Diabetes in Dogs is a chronic complex metabolic disease that affects different types of species like dogs, cats, apes, pigs, horses, and humans. The disease is incurable, and it appears when the body stops making insulin or inhibits the utilization of insulin. Diabetes is a common condition in older dogs, and the disease is manageable. Canine diabetes occurs when the body can not use glucose ( a type of sugar) usually, and the disease is costly to treat.

8 Risk Factors of Diabetes in Dogs


1. Dog Breed. Diabetes may occur in any breeds of dog, either pure, mixed, or cross-breed. Though all dog breeds are prone to diabetes, some are more susceptible like Poodles, Pugs, Dachshund, Miniature Schnauzers, Beacon Frieser, Australian Terrier, Beagles, Fox Terriers, Cairn Terriers, and Keeshonds.

2. Age. Diabetes can occur at any age but mostly in old ages. Diabetes is a disease of senior dogs, and maximum dogs diagnosed with diabetes are more than five years old.

3. Sex. Diabetes can occur any gender, but females are more susceptible. During the heat period and pregnancy enhance insulin resistance and leads to diabetes.

4. Pancreatic Disease. Chronic Pancreatitis and pancreatic cancer cause the damage of pancreatic cells. That ultimately reduce the production of insulin and leads to diabetes.

5. Obesity. Obese dogs are more prone to diabetes as they damage the pancreas and inhibits the production of insulin.

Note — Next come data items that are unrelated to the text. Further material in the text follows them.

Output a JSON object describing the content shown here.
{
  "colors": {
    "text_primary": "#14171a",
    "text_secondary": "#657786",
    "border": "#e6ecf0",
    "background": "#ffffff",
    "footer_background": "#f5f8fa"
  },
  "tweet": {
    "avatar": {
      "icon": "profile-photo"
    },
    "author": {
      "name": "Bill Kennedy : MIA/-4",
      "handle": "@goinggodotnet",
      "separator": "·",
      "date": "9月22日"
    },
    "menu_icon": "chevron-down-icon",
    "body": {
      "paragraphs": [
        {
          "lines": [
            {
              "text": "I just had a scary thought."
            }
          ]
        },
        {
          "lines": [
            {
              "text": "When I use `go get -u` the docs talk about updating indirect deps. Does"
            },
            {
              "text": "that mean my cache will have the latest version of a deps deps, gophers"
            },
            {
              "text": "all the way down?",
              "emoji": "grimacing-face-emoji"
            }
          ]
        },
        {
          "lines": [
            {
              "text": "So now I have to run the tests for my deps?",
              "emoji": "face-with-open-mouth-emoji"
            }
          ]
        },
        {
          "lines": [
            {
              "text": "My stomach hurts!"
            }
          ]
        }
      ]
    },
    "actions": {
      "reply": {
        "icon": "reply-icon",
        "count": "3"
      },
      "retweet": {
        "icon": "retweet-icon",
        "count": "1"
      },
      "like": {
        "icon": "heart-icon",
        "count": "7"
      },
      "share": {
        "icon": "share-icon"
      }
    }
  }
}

Risk Factors of Diabetes in Dogs

6. Cushing’s Disease. Cushing’s disease causes excess production of steroids in the body and increases the probability of canine diabetes. This excess steroid causes insulin resistance and leads to diabetes.

7. Steroid Medication. Long time administration of steroid drugs (Prednisolone) can cause diabetes in dogs.

8. Other Diseases. Few viral diseases and autoimmune diseases, multiple vaccinations, processed food, and environmental factors can cause diabetes in dogs.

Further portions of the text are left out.